More than a decade into his tenure, James Gorman is busier than ever remaking his firm.
The Morgan Stanley chief has carried out a deal-making blitz that's transformed the white-shoe firm from a Wall Street specialist to a big player in the world of money management.
If stealing away a wealth manager from Citigroup Inc. propelled the Melbourne-born banker to the top perch in 2010, his recent shopping spree guarantees that the 62-year-old executive's mark will be left on Morgan Stanley long after he's gone.
Gorman's two latest mega-deals — the takeover of E-Trade Financial Corp., to go after millennials and other individual investors, and now the $7 billion purchase of asset manager Eaton Vance Corp., announced Thursday — are the largest carried out by any of the big banks in Wall Street's post-crisis reincarnation.
And both were done in the span of just 10 months.
The acquisitions guarantee Morgan Stanley's wealth and asset-management group a standing that overshadows the bank's core Wall Street operations, despite their dominance.
And Gorman, who rose up through Morgan Stanley's wealth business and has been bolstered by a stock price that's outperformed major Wall Street rivals this year, said the 38% premium he's paying to gain Eaton Vance's roughly $500 billion in assets is worth it.
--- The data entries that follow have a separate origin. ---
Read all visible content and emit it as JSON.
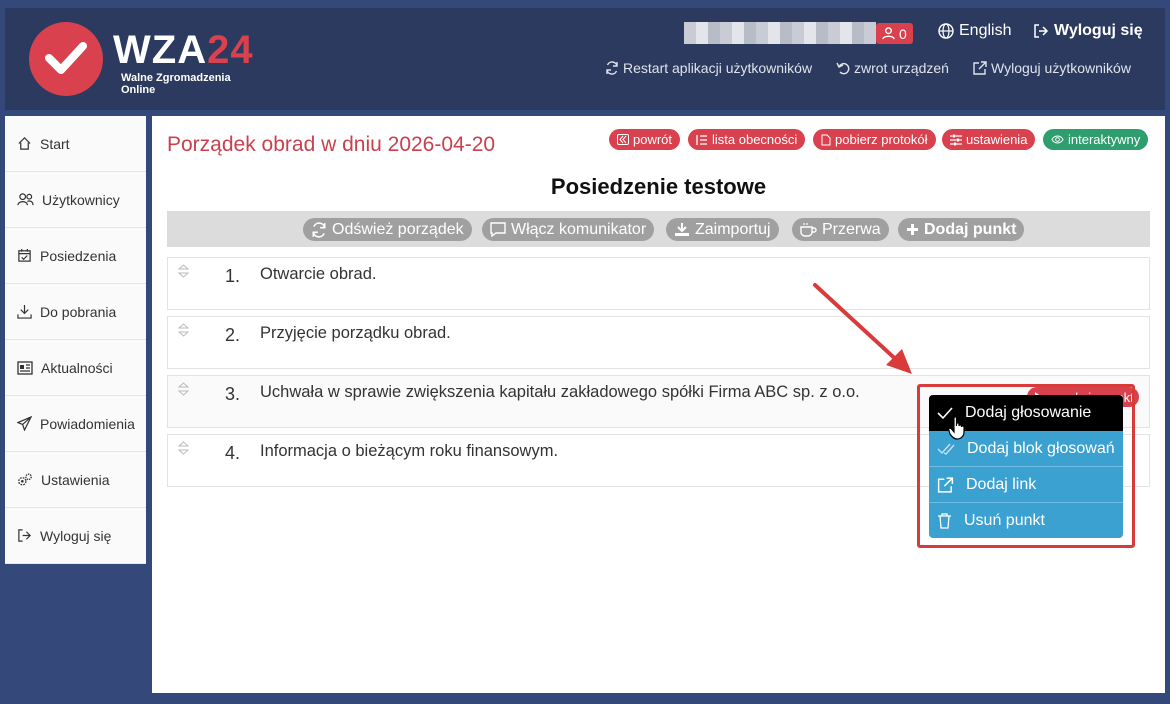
{
  "logo": {
    "brand": "WZA",
    "brand_num": "24",
    "tagline": "Walne Zgromadzenia Online"
  },
  "header": {
    "notif_count": "0",
    "language": "English",
    "logout": "Wyloguj się",
    "restart_apps": "Restart aplikacji użytkowników",
    "device_return": "zwrot urządzeń",
    "logout_users": "Wyloguj użytkowników"
  },
  "sidebar": {
    "items": [
      {
        "label": "Start",
        "icon": "home-icon"
      },
      {
        "label": "Użytkownicy",
        "icon": "users-icon"
      },
      {
        "label": "Posiedzenia",
        "icon": "calendar-icon"
      },
      {
        "label": "Do pobrania",
        "icon": "download-icon"
      },
      {
        "label": "Aktualności",
        "icon": "news-icon"
      },
      {
        "label": "Powiadomienia",
        "icon": "paper-plane-icon"
      },
      {
        "label": "Ustawienia",
        "icon": "gears-icon"
      },
      {
        "label": "Wyloguj się",
        "icon": "logout-icon"
      }
    ]
  },
  "main": {
    "title": "Porządek obrad w dniu 2026-04-20",
    "pills": {
      "back": "powrót",
      "attendance": "lista obecności",
      "protocol": "pobierz protokół",
      "settings": "ustawienia",
      "interactive": "interaktywny"
    },
    "meeting_name": "Posiedzenie testowe",
    "toolbar": {
      "refresh": "Odśwież porządek",
      "chat": "Włącz komunikator",
      "import": "Zaimportuj",
      "break": "Przerwa",
      "add_item": "Dodaj punkt"
    },
    "agenda": [
      {
        "num": "1.",
        "text": "Otwarcie obrad."
      },
      {
        "num": "2.",
        "text": "Przyjęcie porządku obrad."
      },
      {
        "num": "3.",
        "text": "Uchwała w sprawie zwiększenia kapitału zakładowego spółki Firma ABC sp. z o.o."
      },
      {
        "num": "4.",
        "text": "Informacja o bieżącym roku finansowym."
      }
    ],
    "item_button_partial": "akcje punkt"
  },
  "dropdown": {
    "items": [
      "Dodaj głosowanie",
      "Dodaj blok głosowań",
      "Dodaj link",
      "Usuń punkt"
    ]
  },
  "colors": {
    "accent": "#d9414f",
    "header": "#2b3a5e",
    "dropdown": "#3aa1d1",
    "green": "#2e9e6e"
  }
}
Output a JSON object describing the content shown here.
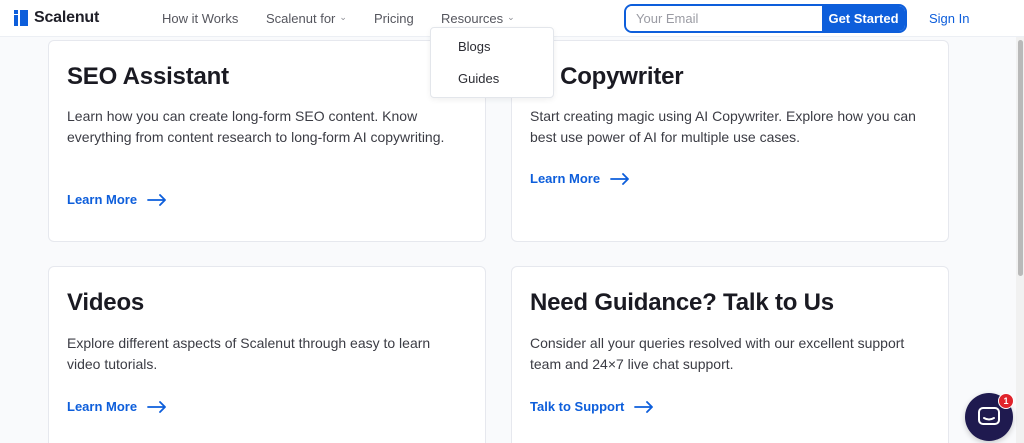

"We paid full dollar for it, I make no bones about that," Gorman said in a Bloomberg Television interview Thursday. "I've met a lot of people who want to buy great companies cheaply, and they end up not buying anything."
Gorman — who started out as a lawyer, became a McKinsey & Co. consultant, then turned to banking — is doing what he says is necessary to decrease risk at Morgan Stanley, cut reliance on Wall Street's fickle fortunes and deliver a company that looks less like the investment bank he inherited a decade ago.
Now the chief executive officer says he's done bulking up Morgan Stanley and is focused on integrating E-Trade and Eaton Vance — the type of challenge that's tripped up many other CEOs.
"We are not doing more acquisitions," Gorman said. "We've made our bed and we want to lie in it."
Gorman's rise to the top came after a period of bickering and infighting that sullied the top ranks of Morgan Stanley.
The financial crisis brought to the fore much bigger risks. Former CEO John Mack hired Gorman in 2006 to run wealth management, and soon after the firm pivoted toward his business with the purchase of Citigroup's Smith Barney.
'Natural Transformation'
He's among the last veterans of the financial crisis still atop a Wall Street bank, with Goldman Sachs Group Inc.'s Lloyd Blankfein gone and Mike Corbat handing over the reins at Citigroup.